I'm going to be kinda brief this time around, seeing as it was a good 3 or so weeks ago, and my memory aint what it used to be. Well, it isn't that bad, they just blur into one another. . But I do know it was the first time we were taught kiri-kaeshi.
Now kiri-kaeshi is a bit of fun. It's the regular drill that kendo students (and masters, while I'm at it) use to practice their skills. And believe me they practice it over and over again. And then some more. What was that I said somewhere earlier about muscle memory? We're sure as hell getting there. But I don't think we got fully into the routine of kiri-kaeshi, so I won't bore you with that one till my next retrospective installment. Which will hopefully be later this arvo, as I'm in the skiving mood.
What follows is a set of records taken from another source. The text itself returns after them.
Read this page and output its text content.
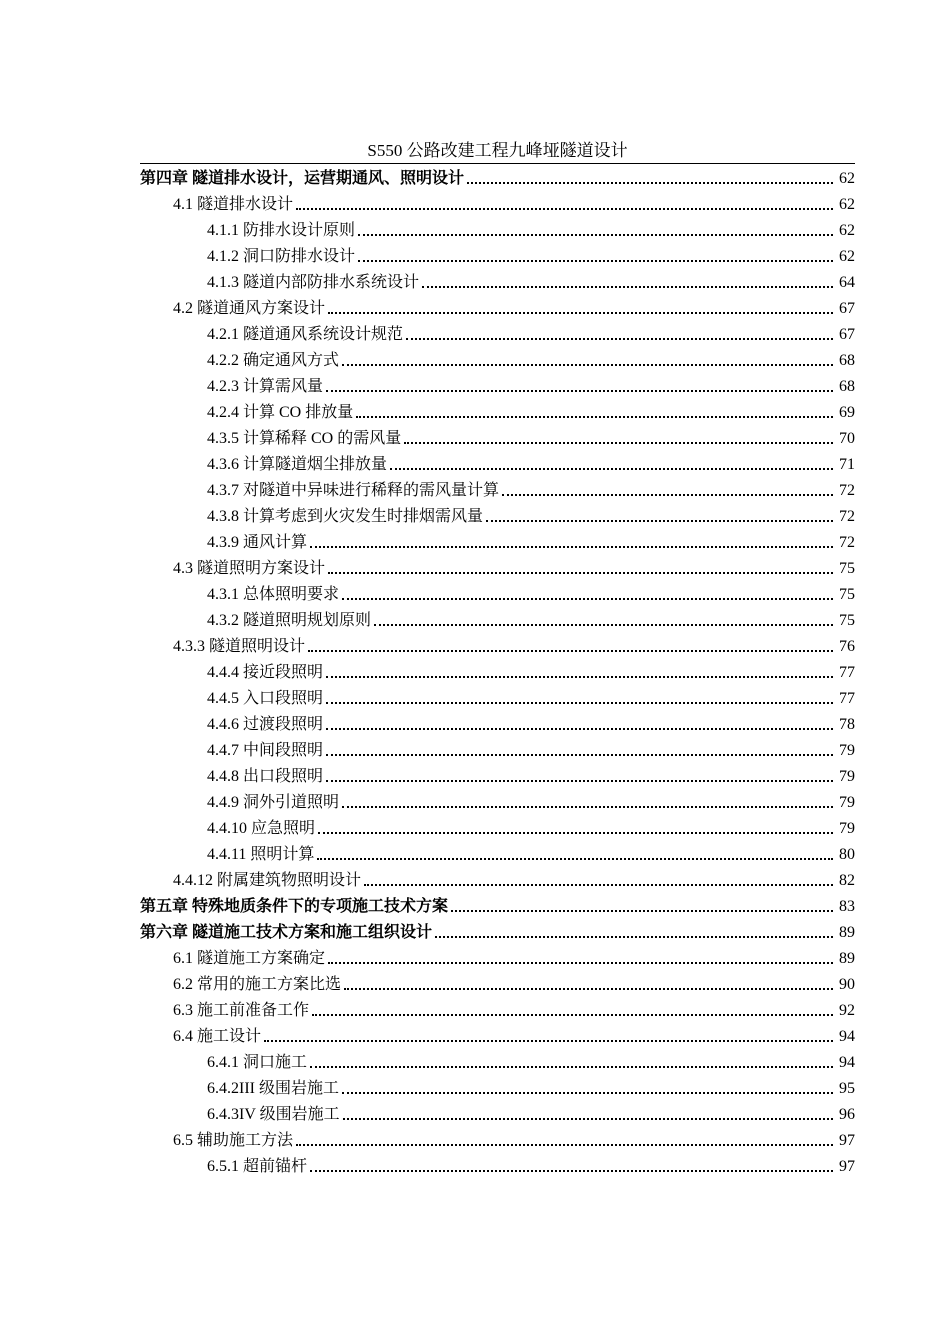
S550 公路改建工程九峰垭隧道设计
第四章 隧道排水设计，运营期通风、照明设计	62
4.1 隧道排水设计	62
4.1.1 防排水设计原则	62
4.1.2 洞口防排水设计	62
4.1.3 隧道内部防排水系统设计	64
4.2 隧道通风方案设计	67
4.2.1 隧道通风系统设计规范	67
4.2.2 确定通风方式	68
4.2.3 计算需风量	68
4.2.4 计算 CO 排放量	69
4.3.5 计算稀释 CO 的需风量	70
4.3.6 计算隧道烟尘排放量	71
4.3.7 对隧道中异味进行稀释的需风量计算	72
4.3.8 计算考虑到火灾发生时排烟需风量	72
4.3.9 通风计算	72
4.3 隧道照明方案设计	75
4.3.1 总体照明要求	75
4.3.2 隧道照明规划原则	75
4.3.3 隧道照明设计	76
4.4.4 接近段照明	77
4.4.5 入口段照明	77
4.4.6 过渡段照明	78
4.4.7 中间段照明	79
4.4.8 出口段照明	79
4.4.9 洞外引道照明	79
4.4.10 应急照明	79
4.4.11 照明计算	80
4.4.12 附属建筑物照明设计	82
第五章 特殊地质条件下的专项施工技术方案	83
第六章 隧道施工技术方案和施工组织设计	89
6.1 隧道施工方案确定	89
6.2 常用的施工方案比选	90
6.3 施工前准备工作	92
6.4 施工设计	94
6.4.1 洞口施工	94
6.4.2III 级围岩施工	95
6.4.3IV 级围岩施工	96
6.5 辅助施工方法	97
6.5.1 超前锚杆	97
Having cast a cursory look over the previous installment of Skander-san's Adventures, I've recalled a few details. There was a repeat of the disgusting hyperhidrosis incident, this time precipitated by one of those heatwaves full of the super-dry 39° days that the Royal Ambulence Service revels in. Fuck it was hot. Still around 28° at kendo time, and with the dojo being former factory with an awesome sawtooth roof with few openable windows, I was not alone this time. Thank God for that.
And we finished up with a 15 minute condensed version of shinai maintenance 101. We all gathered around on the floor and pulled apart our weapons, which really aren't much more than four strips of bamboo, a whole bunch of strangely synthetic felty stuff, and a piece of yellow string. Well, the adventurous of us pulled apart our shinai, and the tepid woosy types sat there watching, thinking they were taking in all they need to know, but knowing full well that if they ever have to do anything like repair their sticks, they're going to be royally fucked. Mwahahaha!